Your task is to evaluate the subjective quality of the speech from short (2-3 second) audio files. Each HIT can be completed in 90 seconds.
We have methods that analyze the consistency of your answers with respect to themselves, to those of your fellow workers and to references we know to be accurate. We will use these methods to rank the submitted assignments according to quality.
For this experiment we will pay a base reward of $0.10/HIT for every accepted HIT. We have made available a set of 12 different HITs. You will receive a bonus of:
Bonuses will be paid up to 7 days after submission, because we can only rank the submissions once we have a statistically significant number of answers. The base reward will always be paid within 24 hours of submission.
Each file should be given a score according to the following scale, known as the MOS (mean opinion score) scale:
Score | Quality of the Speech | Level of Distortion |
5 | Excellent | Imperceptible |
4 | Good | Just perceptible, but not annoying |
3 | Fair | Perceptible and slightly annoying |
2 | Poor | Annoying, but not objectionable |
1 | Bad | Very annoying and objectionable |
The following references illustrate the meaning of each score. Please note that you will encounter many other types of noise and distortion. Therefore, these examples do not exhaust the range of conditions you can expect to hear.
The following recording represents clean speech with imperceptible noise or distortion, which is given a reference score of 5.0.
The following represents the best possible quality which can be obtained with a conventional telephone, and has a reference score of 4.5.
This file contains speech corrupted by background noise, and has a reference score of 2.5.

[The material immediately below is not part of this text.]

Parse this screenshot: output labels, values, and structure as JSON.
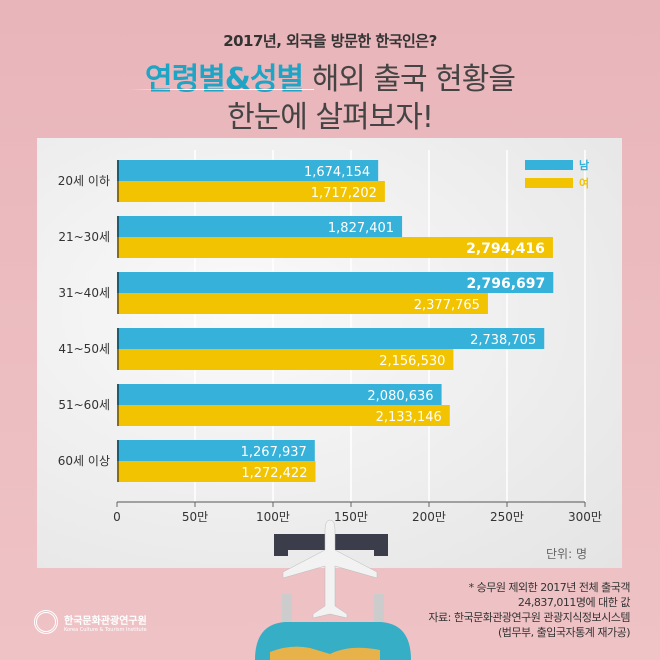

Finally, this is an example of significantly distorted speech, with a reference score of 1.5.
To obtain accurate results, we strongly recommend that you wear headphones and work in a quiet environment, otherwise you might not be able to discriminate between files with clearly different features.

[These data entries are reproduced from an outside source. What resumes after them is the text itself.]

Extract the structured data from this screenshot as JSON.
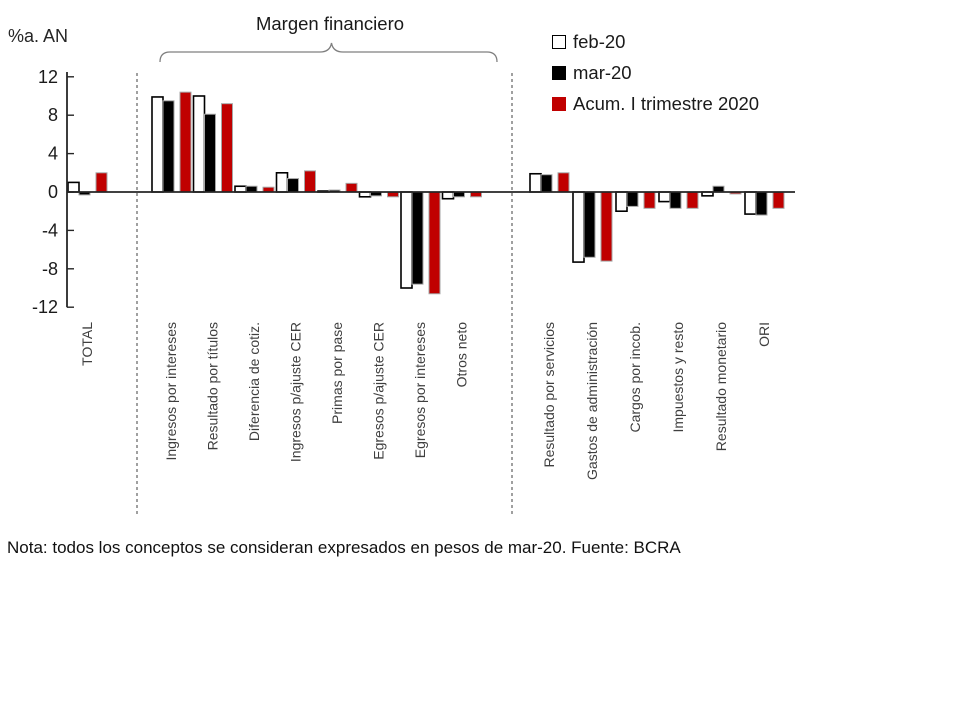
{
  "note": "Nota: todos los conceptos se consideran expresados en pesos de mar-20. Fuente: BCRA",
  "chart_data": {
    "type": "bar",
    "ylabel": "%a. AN",
    "xlabel": "",
    "ylim": [
      -12,
      12
    ],
    "yticks": [
      12,
      8,
      4,
      0,
      -4,
      -8,
      -12
    ],
    "grid": false,
    "legend_position": "top-right",
    "annotation": {
      "text": "Margen financiero",
      "covers_categories": [
        1,
        8
      ]
    },
    "separators_after_category_index": [
      0,
      8
    ],
    "categories": [
      "TOTAL",
      "Ingresos por intereses",
      "Resultado por títulos",
      "Diferencia de cotiz.",
      "Ingresos p/ajuste CER",
      "Primas por pase",
      "Egresos p/ajuste CER",
      "Egresos por intereses",
      "Otros neto",
      "Resultado por servicios",
      "Gastos de administración",
      "Cargos por incob.",
      "Impuestos y resto",
      "Resultado monetario",
      "ORI"
    ],
    "series": [
      {
        "name": "feb-20",
        "color": "#FFFFFF",
        "border": "#000000",
        "values": [
          1.0,
          9.9,
          10.0,
          0.6,
          2.0,
          0.1,
          -0.5,
          -10.0,
          -0.7,
          1.9,
          -7.3,
          -2.0,
          -1.0,
          -0.4,
          -2.3
        ]
      },
      {
        "name": "mar-20",
        "color": "#000000",
        "values": [
          -0.3,
          9.5,
          8.1,
          0.6,
          1.4,
          0.2,
          -0.4,
          -9.6,
          -0.5,
          1.8,
          -6.8,
          -1.5,
          -1.7,
          0.6,
          -2.4
        ]
      },
      {
        "name": "Acum. I trimestre 2020",
        "color": "#C00000",
        "values": [
          2.0,
          10.4,
          9.2,
          0.5,
          2.2,
          0.9,
          -0.5,
          -10.6,
          -0.5,
          2.0,
          -7.2,
          -1.7,
          -1.7,
          -0.2,
          -1.7
        ]
      }
    ]
  }
}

Your results will be collected and evaluated for consistency. We (the requesters) have an estimate of each file's subjective quality that conforms with the references above. Thus, we can detect if someone submits random scores or does not rate according to these instructions, which can lead to work being rejected. You can rest assured that your work will be approved if you rate according to the chart and examples above.
Answers will be either reviewed or automatically approved within 24 hours.